The federal law mandating speedy trials for criminal defendants has been ruled unconstitutional by a U.S. District Judge in Baltimore, setting up an appellate level debate long awaited by many judges and prosecutors.

Judge Joseph H. Young ruled that the act, which requires a trial within 90 days after arrest, was "an unconstitutional legislative encroachment on the judiciary" that violated the separation of powers doctrine of the Constitution.

Judge Young issued the ruling in the case of two men charged with heroin possession and distribution. Until appealed as expected, and upheld by a higher court, the ruling applies only in Young's own court.If adopted by judges in other jurisdictions, however, the opinion could serve as a precedent.

The Speedy Trial Act, passed by Congress in 1974, currently requires a defendant to be indicted within 45 days of arrest, arraigned within 10 days of indictment, and brought to trial within 90 days after arrest and 120 days after arraignment. Those time limits will be shortened when the act becomes fully effective in 1979.

The two defendants in the case before Young, James E. Howard, and Theodore Hartzog, both of York, Pa., claimed that their trial started more than 90 days after their arrest and more than 120 days after their arraignment. They asked that the case be dismissed or, alternately, that they be released from custody. Young dismissed their claims.

In the first place, he wrote, the defendants had, in fact, gone to trial within the time limits imposed by the Speedy Trial Act. Delays that the defendants and their lawyers had caused could not be counted in the 90- and 120-day limits, he said.

More importantly, he ruled, the defendants had no real grounds for complaint because the Speedy Trial Act itself could not be upheld constitutionally.

"There must be a line beyond which legislative action directed to the administration of judicial procedures becomes legislative control, and, as such, an unwarranted intrusion into the judicial system," he wrote.

Young criticized what he called the "deficiencies" of the Speedy Trial Act: "The burden which the time limits place on the federal district courts is heavy and the disruption severe. The limits . . . may, in various contexts be too short, and thus interfere with the quality of justice."

Young cited two examples in the past 12 months when he had granted separate trials in lengthy conspiracy cases to accommodate the Speedy Trial Act's requirements.

In a speech criticizing the Speedy Trial Act before the American Law Institute last year, Chief Justice Warren Burger cited a case where two foreign nationals indicted for funneling half a million dollars worth of illegal drugs into the U.S. were released because they were not brought to trial within the law's time limits.

The lawyer for one of the defendants, Hartzog, has already notified the court that he intends to appeal the ruling. Howard's lawyer said he would appeal the ruling only if his defendant is convicted. Their trial, and that of four other men, is now under way in Baltimore, where the men were allegedly caught receiving supplies from a heroin distributor.

Chief Judge Edward S. Northrop of the U.S. District Court in Maryland said the court would still operate under the SPeedy Trial Act "and will continue doing so until the Fourth Circuit (appeals court) says otherwise,' But he called the provisions of the law "onerous."

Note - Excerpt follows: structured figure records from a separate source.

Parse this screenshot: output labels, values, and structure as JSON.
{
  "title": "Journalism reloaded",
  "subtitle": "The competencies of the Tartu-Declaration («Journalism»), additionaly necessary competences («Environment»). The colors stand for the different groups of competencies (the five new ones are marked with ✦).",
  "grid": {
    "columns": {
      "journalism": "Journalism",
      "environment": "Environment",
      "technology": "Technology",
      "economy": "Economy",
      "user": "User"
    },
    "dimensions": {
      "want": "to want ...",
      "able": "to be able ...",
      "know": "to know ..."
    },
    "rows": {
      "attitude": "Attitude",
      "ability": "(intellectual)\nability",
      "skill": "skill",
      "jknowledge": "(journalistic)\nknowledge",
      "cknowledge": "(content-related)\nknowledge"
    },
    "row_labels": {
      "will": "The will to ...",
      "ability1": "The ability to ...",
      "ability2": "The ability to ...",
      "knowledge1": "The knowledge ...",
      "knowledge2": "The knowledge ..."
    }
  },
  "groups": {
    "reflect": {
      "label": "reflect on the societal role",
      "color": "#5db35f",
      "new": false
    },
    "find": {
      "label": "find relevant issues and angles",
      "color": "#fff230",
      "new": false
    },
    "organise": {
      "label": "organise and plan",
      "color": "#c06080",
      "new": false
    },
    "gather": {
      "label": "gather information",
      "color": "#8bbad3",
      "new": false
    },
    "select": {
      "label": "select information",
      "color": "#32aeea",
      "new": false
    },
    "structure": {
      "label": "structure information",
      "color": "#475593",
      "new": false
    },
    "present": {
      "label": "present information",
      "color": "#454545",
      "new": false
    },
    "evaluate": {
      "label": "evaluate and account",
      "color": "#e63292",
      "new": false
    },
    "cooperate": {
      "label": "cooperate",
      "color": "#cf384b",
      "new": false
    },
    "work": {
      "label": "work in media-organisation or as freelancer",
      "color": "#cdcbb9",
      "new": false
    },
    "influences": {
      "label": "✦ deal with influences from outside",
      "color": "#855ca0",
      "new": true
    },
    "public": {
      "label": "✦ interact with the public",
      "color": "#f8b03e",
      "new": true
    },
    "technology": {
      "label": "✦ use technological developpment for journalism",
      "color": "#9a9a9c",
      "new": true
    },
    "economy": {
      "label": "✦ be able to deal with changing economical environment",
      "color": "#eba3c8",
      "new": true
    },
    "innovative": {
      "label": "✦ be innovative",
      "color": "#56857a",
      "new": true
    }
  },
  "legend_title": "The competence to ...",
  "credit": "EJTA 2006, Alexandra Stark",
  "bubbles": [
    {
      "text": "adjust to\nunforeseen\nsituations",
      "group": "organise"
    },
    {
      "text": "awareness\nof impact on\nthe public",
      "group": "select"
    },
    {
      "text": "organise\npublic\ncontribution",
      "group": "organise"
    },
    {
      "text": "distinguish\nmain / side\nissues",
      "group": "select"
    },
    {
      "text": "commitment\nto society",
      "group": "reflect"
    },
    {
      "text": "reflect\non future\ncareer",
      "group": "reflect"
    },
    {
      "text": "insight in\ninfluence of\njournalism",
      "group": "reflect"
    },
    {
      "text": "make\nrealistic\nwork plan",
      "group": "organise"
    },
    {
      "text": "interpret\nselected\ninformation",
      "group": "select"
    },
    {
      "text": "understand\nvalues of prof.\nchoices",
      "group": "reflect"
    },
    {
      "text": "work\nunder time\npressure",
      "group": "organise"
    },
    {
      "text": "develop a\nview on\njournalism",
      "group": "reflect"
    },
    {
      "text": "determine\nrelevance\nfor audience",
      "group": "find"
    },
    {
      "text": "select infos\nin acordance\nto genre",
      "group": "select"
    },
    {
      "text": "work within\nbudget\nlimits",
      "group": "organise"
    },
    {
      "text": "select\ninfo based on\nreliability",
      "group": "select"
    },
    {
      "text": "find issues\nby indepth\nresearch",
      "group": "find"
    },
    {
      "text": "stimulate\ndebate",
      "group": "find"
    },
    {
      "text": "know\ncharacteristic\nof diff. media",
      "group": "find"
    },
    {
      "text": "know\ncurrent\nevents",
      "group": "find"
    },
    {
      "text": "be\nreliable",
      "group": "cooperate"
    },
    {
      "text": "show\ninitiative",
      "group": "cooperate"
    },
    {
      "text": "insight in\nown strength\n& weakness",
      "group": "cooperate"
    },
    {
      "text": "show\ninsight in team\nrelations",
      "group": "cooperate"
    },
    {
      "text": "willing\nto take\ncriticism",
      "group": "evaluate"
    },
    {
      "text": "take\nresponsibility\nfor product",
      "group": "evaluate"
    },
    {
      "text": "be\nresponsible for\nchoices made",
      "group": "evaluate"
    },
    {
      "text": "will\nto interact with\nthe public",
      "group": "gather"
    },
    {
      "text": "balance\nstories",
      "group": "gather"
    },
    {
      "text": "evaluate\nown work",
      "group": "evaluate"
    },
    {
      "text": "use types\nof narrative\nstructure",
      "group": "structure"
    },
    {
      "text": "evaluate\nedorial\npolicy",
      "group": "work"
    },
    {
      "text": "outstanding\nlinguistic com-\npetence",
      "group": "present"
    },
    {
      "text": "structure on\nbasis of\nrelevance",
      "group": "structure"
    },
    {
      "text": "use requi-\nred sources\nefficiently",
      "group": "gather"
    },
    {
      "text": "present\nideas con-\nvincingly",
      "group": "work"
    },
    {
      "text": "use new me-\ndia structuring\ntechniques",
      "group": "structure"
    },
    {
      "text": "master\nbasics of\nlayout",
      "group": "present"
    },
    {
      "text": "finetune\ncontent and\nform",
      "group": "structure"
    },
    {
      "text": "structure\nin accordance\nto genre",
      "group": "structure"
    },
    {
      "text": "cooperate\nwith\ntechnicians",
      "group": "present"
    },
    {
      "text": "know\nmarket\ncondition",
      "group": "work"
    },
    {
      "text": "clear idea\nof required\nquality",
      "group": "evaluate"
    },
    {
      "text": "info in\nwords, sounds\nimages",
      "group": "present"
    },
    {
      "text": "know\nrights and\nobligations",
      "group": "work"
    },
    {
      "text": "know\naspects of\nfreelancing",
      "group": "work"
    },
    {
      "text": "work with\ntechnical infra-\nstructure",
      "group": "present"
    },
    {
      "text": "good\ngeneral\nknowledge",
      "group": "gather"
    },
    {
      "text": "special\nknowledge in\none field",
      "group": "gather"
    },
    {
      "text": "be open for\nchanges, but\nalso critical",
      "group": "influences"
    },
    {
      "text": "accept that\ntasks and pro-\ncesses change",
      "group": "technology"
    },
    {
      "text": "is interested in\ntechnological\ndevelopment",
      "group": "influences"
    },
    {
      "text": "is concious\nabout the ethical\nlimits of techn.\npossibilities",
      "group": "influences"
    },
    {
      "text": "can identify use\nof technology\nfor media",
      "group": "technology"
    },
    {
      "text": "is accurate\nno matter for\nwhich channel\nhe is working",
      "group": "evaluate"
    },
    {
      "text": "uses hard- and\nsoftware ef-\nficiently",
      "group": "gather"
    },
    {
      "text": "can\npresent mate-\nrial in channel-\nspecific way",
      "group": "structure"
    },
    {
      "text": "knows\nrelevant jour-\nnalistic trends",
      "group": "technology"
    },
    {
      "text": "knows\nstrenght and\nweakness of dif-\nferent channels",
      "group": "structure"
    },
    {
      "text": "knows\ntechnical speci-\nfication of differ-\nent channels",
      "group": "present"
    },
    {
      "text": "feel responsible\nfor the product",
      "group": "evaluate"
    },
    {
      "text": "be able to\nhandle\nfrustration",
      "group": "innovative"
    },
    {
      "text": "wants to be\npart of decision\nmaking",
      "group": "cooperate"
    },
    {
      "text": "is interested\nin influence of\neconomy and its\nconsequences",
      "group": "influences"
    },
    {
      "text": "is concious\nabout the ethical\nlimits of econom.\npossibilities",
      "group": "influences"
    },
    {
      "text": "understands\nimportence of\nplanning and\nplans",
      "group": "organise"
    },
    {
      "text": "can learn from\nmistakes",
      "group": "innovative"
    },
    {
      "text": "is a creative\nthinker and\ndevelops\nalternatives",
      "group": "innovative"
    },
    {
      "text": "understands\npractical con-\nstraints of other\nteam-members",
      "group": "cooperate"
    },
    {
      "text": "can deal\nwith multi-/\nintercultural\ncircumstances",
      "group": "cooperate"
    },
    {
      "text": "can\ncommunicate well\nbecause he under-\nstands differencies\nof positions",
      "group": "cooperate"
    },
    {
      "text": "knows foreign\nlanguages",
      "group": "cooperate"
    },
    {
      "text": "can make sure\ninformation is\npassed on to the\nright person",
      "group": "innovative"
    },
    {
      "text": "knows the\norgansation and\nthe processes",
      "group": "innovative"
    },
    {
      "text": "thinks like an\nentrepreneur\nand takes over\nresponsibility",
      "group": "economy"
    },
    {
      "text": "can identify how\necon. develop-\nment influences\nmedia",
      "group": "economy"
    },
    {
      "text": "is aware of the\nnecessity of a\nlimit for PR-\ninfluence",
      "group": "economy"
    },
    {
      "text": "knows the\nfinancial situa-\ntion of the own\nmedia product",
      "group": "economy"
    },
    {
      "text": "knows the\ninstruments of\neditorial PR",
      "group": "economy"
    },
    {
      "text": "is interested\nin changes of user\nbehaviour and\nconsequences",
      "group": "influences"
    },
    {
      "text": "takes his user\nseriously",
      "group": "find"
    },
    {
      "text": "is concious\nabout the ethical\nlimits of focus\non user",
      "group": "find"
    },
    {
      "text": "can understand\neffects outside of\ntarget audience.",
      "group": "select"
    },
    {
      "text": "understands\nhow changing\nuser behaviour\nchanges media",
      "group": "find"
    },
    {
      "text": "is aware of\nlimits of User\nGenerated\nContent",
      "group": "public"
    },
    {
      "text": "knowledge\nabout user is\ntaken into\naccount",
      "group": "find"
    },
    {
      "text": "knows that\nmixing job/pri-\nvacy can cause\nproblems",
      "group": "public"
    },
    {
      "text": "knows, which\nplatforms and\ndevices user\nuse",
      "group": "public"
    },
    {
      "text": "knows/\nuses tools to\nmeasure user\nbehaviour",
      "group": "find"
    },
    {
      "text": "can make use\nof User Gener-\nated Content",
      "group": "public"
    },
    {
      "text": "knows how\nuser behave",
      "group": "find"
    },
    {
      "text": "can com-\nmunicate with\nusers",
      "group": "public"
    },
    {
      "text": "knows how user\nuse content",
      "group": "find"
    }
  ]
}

And Jervis S. Finney, U.S. attorney for Maryland, said his office will continue to follow the Speedy Trial Act rules. "It's been our position that no violation of the Speedy Trial Act arose in that case," he said.

Finney said that the main holding of the case was that the Speedy Trial Act had been complied with. The holding on the constitutionality of the act itself, he said, was not part of the "heart" of the decision.

The Sixth Amendment to the Constitution guarantees the right to a speedy trial. But the courts became so jammed during the late '60s and early '70s, and the trial delays grew so long, that proponents of the act in Congress felt that the right was effectively being denied.

A study by the Administrative Office of the Courts showed that many defendants had to wait as long as a year from the time of arrest before going to trial.

The bill was introduced by then Sen. Sam J. Ervin Jr. (D-N.C.) and, as enacted, set up a three-year phase during which the maximum period between arrest and trial would be gradually decreased.